Romania artist shares vision at Glynn Visual Art

Lindsey Adkison, The Brunswick News, Ga.
·4 min read

Apr. 1—Sorina Susnea stood in the gallery of Glynn Visual Art on St. Simons Island, surrounded by the pieces of her latest exhibition. One wall was filled with her paintings, shades of blue, white, grey and black.

The swirls of shapes, wormhole-like in design, gave the entire space a sense of movement. Interspersed with the fluidity of her paintings are metallic sculptures, a grounding juxtaposition to the depth of the paintings.

This presentation, titled Touching the Blue Void, was created by Susnea to provoke thought and emotion from gallery-goers.

"It was developed over the last year, and it has three distinct dimensions: painting, ceramic sculpture and light boxes with translucent epoxy resins elements," she said.

The paintings were born in movement. Often, Susnea will use her own body — her hands or forearms — to create the basis for the tunnel-like movement.

Then, she will go in to add detail and refine the piece.

But even with these additions, each work retains a sense of mystery.

"There is that place between ambiguity and the unknown where new knowledge lurks just out of sight," she said.

"A space between the webbed dark matter scaffolding of the universe and the dance of quarks to the rhythm of the strong nuclear force. This is the style of my art and the infinite source of my fascination."
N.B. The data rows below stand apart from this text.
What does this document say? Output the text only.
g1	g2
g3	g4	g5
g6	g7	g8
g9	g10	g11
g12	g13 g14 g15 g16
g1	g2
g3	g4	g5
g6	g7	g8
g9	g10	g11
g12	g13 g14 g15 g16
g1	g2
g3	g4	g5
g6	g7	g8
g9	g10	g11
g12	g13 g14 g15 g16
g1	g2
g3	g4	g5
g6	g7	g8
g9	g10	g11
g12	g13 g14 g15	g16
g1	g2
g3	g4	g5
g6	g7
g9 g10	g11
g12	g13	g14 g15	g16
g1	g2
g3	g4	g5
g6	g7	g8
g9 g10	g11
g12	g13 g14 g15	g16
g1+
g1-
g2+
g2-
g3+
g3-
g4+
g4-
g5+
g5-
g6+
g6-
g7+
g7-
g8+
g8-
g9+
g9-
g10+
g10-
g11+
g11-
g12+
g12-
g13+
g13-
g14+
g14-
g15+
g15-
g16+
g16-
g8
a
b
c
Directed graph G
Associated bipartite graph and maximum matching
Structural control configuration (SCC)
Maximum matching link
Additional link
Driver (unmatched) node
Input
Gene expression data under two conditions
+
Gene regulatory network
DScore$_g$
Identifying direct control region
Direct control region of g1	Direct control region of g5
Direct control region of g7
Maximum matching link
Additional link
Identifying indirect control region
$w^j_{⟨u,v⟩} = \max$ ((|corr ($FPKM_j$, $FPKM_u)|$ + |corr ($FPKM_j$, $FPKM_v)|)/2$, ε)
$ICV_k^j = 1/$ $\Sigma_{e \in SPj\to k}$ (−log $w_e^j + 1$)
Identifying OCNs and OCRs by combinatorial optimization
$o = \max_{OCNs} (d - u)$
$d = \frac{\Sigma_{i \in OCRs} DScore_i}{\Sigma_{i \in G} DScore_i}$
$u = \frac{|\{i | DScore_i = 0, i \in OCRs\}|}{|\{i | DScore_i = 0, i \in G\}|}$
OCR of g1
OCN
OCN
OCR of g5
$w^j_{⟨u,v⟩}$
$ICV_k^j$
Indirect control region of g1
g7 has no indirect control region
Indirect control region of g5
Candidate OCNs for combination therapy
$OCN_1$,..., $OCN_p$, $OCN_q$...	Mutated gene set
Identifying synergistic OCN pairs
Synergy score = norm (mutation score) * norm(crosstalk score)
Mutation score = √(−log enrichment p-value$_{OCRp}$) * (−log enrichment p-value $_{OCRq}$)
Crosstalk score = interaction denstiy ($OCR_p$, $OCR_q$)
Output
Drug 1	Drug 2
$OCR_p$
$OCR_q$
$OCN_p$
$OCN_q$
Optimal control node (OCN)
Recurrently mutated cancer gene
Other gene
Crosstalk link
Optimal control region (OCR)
The poetic way she views art and its place in the world comes naturally. In fact, her entire artistic journey unfolded in an organic way. It began when she was a child, growing up in a small town in northeastern Romania.

At the age of 10, she embarked on the path to becoming the creator she is today. In fact, Susnea can recall the precise moment it happened.

"My mother considered any and all extracurricular activities a waste of time. However, apparently the local community center's poetry club was academic enough, so she allowed me to attend. The poetry classroom was next door to the painting class," she said.

"These were not rigorous lessons, but they were offered free by the government. Each met weekly. Now, my mother mistakenly believed — quite possibly by something I had said, that poetry met twice weekly. And so, with colors secretly 'borrowed' from our leftover house paint in the shed, I attended my first painting class."

From that moment on, Susnea poured her heart and soul into her work. She began her studies in art at George Enescu University in Iasi, Romania, earning a bachelor's and master's degree in painting. After relocating to the United States, she received her master of fine art degree from the University of South Florida.

Once in her new country, she continued to study art and display her work. Susena has held solo exhibition, as well as juried shows throughout Florida and New York. She's also won dozens of awards and served as the artist in residence in Quebec, Canada, and Bali, Indonesia.

While she's lived around the world, the Golden Isles became her home a few years back. She now feels entirely in her element.

"We've settled into a more complete sense of peace here than anywhere else. We couldn't have done better," she said.

And as she embraces her new home, Susnea relishes sharing her work with the community. Her current show will be on display though April 9. She'll then shift her attention to reworking her at-home studio to work on creating mixed media essays, entwining her autobiographical writing with artwork. Through that, Susnea will continue to seek to share her thought-provoking pieces.

"All my projects walk a line negotiating what is already known, what can be discovered and what will remain a mystery. The intended journey is provocative, challenging and rewarding. I want the viewer to walk that line with me," she said.

"Once an artwork is placed into the world, my control over what it can generate within a viewer is lost. The viewers are encouraged to seek inspiration in my art, to peer as deeply into themselves as my works peer back, to find their personal boundary between what they believe they know and the true mysteries that fuel creation."